Evet, Önderliğimizin dokuz buçuk yıldan beri İmralı'da bir işkence sistemine tabi tutulduğu bilinmektedir. Ama özellikle son dönemde örneğin elli gün boyunca hücre içinde hücre cezası verilmesi, saçlarının kazıtılması, uyutulmaması, ısrarlı bir biçimde mutlaka ya geri adım attırma yada böyle intiharvari bir eyleme girmesine yol açacak dayanılmaz bir işkence sistemi dayatılmaktadır. Şimdi İmralı'da Önderliğimize yapılan bir işkencedir ve bu işkenceye karşı Önderliğimiz büyük bir irade savaşını vermekte, büyük bir direniş geliştirmektedir. Bu anlamda Önderliğimizin bu politikalar karşısında sergilediği büyük irade gücü ve direnişi çok anlamlı ve tarihseldir. Nasıl ki biz Türk devletinin Önderliğe yönelik saldırıları Kürt halkına dönük saldırılarıdır diyorsak aynı şekilde Önderliğimizin bu uygulamalar karşısında hiçbir geri adım atmaksızın direnmesi de Kürt halkının onuru, Kürt halkının direnişidir. Bu çerçevede Önderliğimize dönük bir yönelim söz konusudur.

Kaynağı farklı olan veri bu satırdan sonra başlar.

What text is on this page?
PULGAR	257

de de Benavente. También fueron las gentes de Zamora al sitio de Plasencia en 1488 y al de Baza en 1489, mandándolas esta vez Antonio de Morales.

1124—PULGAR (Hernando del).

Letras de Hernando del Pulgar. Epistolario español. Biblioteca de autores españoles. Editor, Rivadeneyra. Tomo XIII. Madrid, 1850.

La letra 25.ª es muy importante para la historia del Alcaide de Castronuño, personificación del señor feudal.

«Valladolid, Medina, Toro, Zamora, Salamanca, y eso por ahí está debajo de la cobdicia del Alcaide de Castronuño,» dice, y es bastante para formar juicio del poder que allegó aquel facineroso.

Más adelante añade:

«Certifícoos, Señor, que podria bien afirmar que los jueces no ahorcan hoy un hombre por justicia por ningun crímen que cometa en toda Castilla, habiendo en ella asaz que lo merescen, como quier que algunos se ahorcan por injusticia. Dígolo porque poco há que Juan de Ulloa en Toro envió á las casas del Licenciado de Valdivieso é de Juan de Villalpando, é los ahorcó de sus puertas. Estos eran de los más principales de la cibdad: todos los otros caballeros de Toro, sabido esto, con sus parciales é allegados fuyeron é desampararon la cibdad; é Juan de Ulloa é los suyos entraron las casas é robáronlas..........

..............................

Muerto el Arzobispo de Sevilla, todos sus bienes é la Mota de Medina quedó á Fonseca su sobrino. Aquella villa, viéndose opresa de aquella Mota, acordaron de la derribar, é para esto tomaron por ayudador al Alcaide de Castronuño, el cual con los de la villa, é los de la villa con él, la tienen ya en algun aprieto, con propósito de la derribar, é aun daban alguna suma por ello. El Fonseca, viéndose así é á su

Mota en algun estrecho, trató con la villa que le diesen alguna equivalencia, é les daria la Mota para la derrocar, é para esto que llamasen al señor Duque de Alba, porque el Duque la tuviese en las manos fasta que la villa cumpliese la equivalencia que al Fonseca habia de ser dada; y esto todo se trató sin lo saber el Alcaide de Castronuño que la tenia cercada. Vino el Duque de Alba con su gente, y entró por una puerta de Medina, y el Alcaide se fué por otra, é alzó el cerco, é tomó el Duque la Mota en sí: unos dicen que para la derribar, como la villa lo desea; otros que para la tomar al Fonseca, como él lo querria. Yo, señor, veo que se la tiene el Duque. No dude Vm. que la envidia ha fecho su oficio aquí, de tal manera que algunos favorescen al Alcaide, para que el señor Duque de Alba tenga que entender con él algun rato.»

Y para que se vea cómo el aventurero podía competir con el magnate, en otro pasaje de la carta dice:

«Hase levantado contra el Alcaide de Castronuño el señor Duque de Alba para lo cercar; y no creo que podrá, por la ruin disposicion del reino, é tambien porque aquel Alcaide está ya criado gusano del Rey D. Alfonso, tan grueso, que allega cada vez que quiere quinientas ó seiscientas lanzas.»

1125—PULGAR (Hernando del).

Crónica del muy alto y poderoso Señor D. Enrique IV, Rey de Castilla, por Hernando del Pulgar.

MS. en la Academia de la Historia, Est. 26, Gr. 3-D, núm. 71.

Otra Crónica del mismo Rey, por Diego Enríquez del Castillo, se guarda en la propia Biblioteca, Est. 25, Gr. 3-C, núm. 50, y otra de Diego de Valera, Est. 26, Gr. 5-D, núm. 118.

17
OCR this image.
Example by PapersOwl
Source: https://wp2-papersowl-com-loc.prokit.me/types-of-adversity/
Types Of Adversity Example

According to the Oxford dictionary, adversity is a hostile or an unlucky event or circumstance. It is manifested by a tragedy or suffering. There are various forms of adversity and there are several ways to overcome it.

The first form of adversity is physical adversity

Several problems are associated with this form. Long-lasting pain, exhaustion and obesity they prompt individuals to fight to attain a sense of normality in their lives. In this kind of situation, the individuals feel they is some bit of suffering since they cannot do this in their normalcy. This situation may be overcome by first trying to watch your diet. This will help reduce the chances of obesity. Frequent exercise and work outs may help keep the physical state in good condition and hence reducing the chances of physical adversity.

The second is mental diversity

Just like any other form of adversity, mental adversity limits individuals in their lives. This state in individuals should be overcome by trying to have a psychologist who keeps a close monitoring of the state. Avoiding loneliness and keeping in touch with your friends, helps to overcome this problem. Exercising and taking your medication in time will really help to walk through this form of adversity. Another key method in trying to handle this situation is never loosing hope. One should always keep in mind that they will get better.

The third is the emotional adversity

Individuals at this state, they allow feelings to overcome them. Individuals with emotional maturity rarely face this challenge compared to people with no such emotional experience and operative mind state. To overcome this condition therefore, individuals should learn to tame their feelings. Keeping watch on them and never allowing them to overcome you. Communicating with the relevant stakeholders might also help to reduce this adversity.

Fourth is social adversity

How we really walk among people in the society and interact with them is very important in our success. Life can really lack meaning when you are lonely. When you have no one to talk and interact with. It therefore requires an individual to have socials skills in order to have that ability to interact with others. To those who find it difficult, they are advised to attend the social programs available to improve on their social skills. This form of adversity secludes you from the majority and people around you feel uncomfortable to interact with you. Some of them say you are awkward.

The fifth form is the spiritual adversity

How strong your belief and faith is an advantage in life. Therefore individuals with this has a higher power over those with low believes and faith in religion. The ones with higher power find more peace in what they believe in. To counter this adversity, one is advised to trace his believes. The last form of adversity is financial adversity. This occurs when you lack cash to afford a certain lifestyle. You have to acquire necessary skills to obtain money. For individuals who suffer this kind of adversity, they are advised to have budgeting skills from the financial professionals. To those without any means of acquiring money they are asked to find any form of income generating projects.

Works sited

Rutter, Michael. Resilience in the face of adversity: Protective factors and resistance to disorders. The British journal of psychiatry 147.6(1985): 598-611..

Bunun süreçle, Türkiye'de genelde yürütülen törpüleme hareketiyle yakından bağlantısı olduğunu düşünüyoruz. Aynı biçimde Kürt siyasal demokratik organlarına dönük baskılar. Yine özgürlük dinamiklerine karşı geliştirilen saldırı eylemleri aynı plan çerçevesinde geliştirilen yönelimlerdir. Bu nedenle halkımız Türk devleti eliyle geliştirilen bu yönelime karşı olmazsa olmaz kabilinden direnmek durumundadır. Neden, çünkü bizim için bir varlık yokluk sorunudur. Bizim herhangi bir geri adım atmamız birçok şeyi kaybetmeyi beraberinde getirecektir. O açıdan bizim hareket ve halk olarak bu yönelim karşısında Önderlik etrafında kenetlenerek büyük bir tarihsel direnişi her bakımdan geliştirmemiz gerekiyor. Bu toplumsal bir duruş, ilkeli bir duruş ve yaşam biçiminde olabilir. Bu daha değişik demokratik eylemler biçiminde olabilir. Yine Edi Bese hamlesinin ikinci aşaması gereğince geliştirilebilecek demokratik, meşru kitlesel eylemlilikler ve yetkin aktif savunma eylemlilikleri biçiminde olabilir.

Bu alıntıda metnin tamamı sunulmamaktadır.